On December 6, 1963, President Lyndon Johnson awarded Conant with the Presidential Medal of Freedom, a special award. He had been nominated for the award by President John F. Kennedy, but the ceremony had been postponed and continued after Kennedy's assassination in November 1963. The Atomic Energy Commission awarded Conant with the Atomic Pioneers Award in February 1970. Conant's other accolades during his career included being made a Commander of Légion d'honneur by France in 1936 and an Honorary Commander of the Order of the British Empire in 1948, and he was named in the Federal Republic of Germany's Grand Cross in 1957. He was also awarded over 50 honorary degrees and was inducted into the Alpha Chi Sigma Hall of Fame in 2000.

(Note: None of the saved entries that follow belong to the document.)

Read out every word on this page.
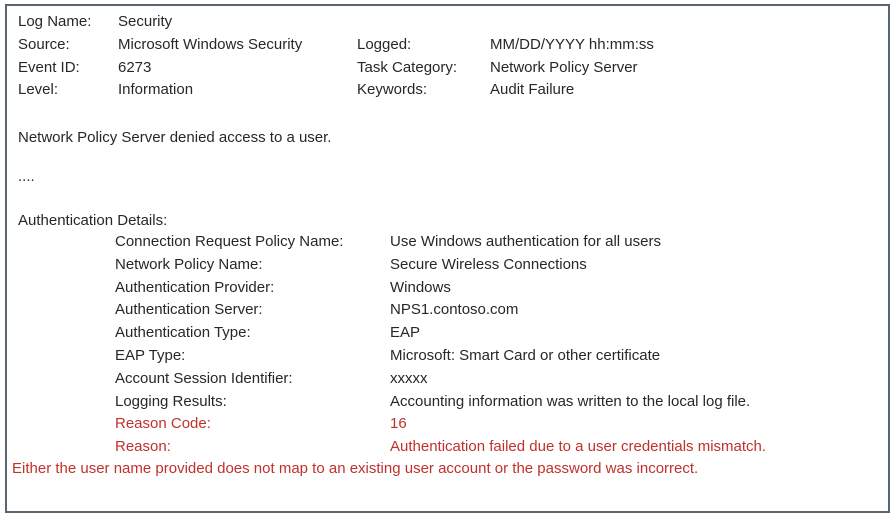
Log Name: Security
Source:	Microsoft Windows Security	Logged:	MM/DD/YYYY hh:mm:ss
Event ID:	6273	Task Category: Network Policy Server
Level:	Information	Keywords:	Audit Failure
Network Policy Server denied access to a user.
....
Authentication Details:
Connection Request Policy Name:	Use Windows authentication for all users
Network Policy Name:	Secure Wireless Connections
Authentication Provider:	Windows
Authentication Server:	NPS1.contoso.com
Authentication Type:	EAP
EAP Type:	Microsoft: Smart Card or other certificate
Account Session Identifier:	xxxxx
Logging Results:	Accounting information was written to the local log file.
Reason Code:	16
Reason:	Authentication failed due to a user credentials mismatch.
Either the user name provided does not map to an existing user account or the password was incorrect.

My Several Lives is a film that chronicled Conant's illness from 1965 to 1969. In 1977, he became more infirm, and he had a string of strokes. On February 11, 1978, he died in a nursing home in Hanover, New Hampshire. In the Thayer-Richards family plot at Mount Auburn Cemetery, his body was cremated and his ashes were interred. He was supported by his wife and sons. His papers are in the Harvard University Archives. Among them was a sealed brown Manila envelope that Conant had given the archives in 1951 with the instructions that it should be opened by the President of Harvard in the 21st century. It was opened by Harvard's 28th president, Drew Faust, in 2007, in which Conant expressed his hopes and fears for the future. "You will... be in charge of a more thriving and influential institution than the one over which I have the honor to preside," he wrote. "I'm confident that [Harvard] will keep the academic freedom's traditions of tolerance for Heresy."